Arts & Events

Rachel Podger & Kristian Bezuidenhout in an All-Bach Program

By James Roy MacBean
Friday June 24, 2016 - 11:09:00 AM

After performing separately on Thursday, June 9, as part of the Berkeley Festival & Exhibition, produced by the San Francisco Early Music Society, violinist Rachel Podger and keyboard artist Kristian Bezuidenhout teamed up on Saturday, June 11, for an all-Bach program. This time Bezuidenhout played harpsichord, and, as always, Podger played her 1739 Pezzolini baroque violin. Together, these two artists performed works by Johann Sebastian Bach, especially his Sonatas for Violin and Harpsichord. 

The program began with Bach’s Sonata for Violin and Continuo No. 1, in B minor, BWV 1014. This work opens with a slow movement, and Rachel Podger provided a dreamy account of this movement’s violin melodies. The second movement was fast, and the third was again a slow movement, this time with yearning, sighing passages from Podger’s violin. The final movement was very fast, brought off with great technical brilliance by both soloists.  

Next came Rachel Podger performing the second of Bach’s set of six Sonatas and Partitas for Solo Violin, this one in the key of A minor, BWV 1003. After a first slow movement, Podger launched into a fast movement requiring nimble passagework. Amid the dissonances of this music, a sudden, loud yowling was heard from the balcony, where a gentleman experienced an epileptic seizure. This was so unnerving that Rachel Podger stopped playing, obviously concerned about the individual’s health. However, according to the concert’s organizers, the gentleman quickly recovered and was completely lucid, reassuring doctors he was okay. (Strangely enough, this was the second time in two months such a seizure occurred, also in one of Bach’s Solo Violin pieces. In April, while Gil Shaham was playing in Zellerbach Hall, someone began yowling. However, that episode was very brief and not very loud, and in the vast recesses of Zellerbach Hall, it’s quite possible Gil Shaham never heard the yowling. In any case, Shaham, unlike Rachel Podger, did not stop playing.)  

Once Rachel Podger was reassured by concert organizers that the individual in question was okay, she re-started the second movement from the top. Throughout this demanding work, Podger’s low and mid-range were plangent, and her top range was bright and clear-toned. Playing on a period violin with gut strings may not offer as loud a sound as a modern instrument, but for richness of tones throughout the different registers period instruments are superb. In any case, Podger’s playing was technically brilliant as always. Following this work came Bach’s Sonata for Violin and Harpsichord No. 3 in E Major, BWV 1016. This piece is in four movements – slow, fast, slow, fast – and featured a very mellow third movement and a fourth that offered great repartee between Podger on violin and Bezuidenhout on harpsichord.  

The second half of the program began with Bach’s Sonata for Violin and Harpsichord No. 2 in A Major, BWV 1015. This work was dispatched with aplomb.

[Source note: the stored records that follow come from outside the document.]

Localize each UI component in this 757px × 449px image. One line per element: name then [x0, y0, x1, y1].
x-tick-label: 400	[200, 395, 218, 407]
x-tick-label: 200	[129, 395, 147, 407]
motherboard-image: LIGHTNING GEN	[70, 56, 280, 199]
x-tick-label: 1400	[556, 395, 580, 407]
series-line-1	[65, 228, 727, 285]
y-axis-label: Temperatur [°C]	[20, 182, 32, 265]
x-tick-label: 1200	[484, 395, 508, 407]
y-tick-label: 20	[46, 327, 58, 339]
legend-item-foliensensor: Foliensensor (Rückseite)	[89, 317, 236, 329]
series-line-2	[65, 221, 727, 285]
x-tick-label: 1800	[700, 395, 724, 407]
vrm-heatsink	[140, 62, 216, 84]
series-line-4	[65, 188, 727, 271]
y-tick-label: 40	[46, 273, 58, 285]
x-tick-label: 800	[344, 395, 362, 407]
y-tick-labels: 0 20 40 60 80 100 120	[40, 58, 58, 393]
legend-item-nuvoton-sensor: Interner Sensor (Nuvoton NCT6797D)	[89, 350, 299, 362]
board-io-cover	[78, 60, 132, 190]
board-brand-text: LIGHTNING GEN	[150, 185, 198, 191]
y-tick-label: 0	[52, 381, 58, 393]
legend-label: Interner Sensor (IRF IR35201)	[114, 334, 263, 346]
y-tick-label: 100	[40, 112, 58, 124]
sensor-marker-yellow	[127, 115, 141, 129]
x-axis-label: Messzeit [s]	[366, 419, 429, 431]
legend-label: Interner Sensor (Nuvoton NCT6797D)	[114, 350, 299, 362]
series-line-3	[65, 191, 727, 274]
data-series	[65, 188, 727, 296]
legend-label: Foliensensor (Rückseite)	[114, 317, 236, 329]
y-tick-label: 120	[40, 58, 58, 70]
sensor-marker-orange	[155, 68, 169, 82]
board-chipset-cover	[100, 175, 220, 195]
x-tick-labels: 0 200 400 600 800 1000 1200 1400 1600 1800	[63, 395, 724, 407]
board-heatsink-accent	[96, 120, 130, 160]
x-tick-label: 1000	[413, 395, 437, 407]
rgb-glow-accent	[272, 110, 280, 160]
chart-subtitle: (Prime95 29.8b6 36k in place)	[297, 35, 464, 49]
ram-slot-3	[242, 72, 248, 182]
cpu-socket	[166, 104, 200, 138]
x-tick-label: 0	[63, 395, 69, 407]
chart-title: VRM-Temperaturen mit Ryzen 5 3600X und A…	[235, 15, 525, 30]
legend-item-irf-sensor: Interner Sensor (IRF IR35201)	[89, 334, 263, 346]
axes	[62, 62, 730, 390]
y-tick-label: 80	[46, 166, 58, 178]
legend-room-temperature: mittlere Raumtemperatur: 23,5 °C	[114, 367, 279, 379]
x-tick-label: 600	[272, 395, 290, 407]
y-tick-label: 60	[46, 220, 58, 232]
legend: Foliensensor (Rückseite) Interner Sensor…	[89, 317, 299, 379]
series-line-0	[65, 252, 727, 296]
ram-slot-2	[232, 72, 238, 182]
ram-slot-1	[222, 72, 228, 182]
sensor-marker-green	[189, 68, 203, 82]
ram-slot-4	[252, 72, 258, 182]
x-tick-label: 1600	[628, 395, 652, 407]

Next Kristian Bezuidenhout took the stage to perform Bach’s Toccata for Solo Harpsichord in D minor, BWV 913. Here Bezuidenhout had ample scope to demonstrate his technical virtuosity and interpretive skill. Likewise, in this concert’s final work, Bach’s Sonata for Violin and Harpsichord No. 6 in G Major, BWV 1019, Bezuidenhout had a long solo in the second movement that also allowed him to show off his chops. Throughout this final work, Rachel Podger and Kristian Bezuidenhout teamed up beautifully to complement one another in an outstanding display of Baroque concertizing.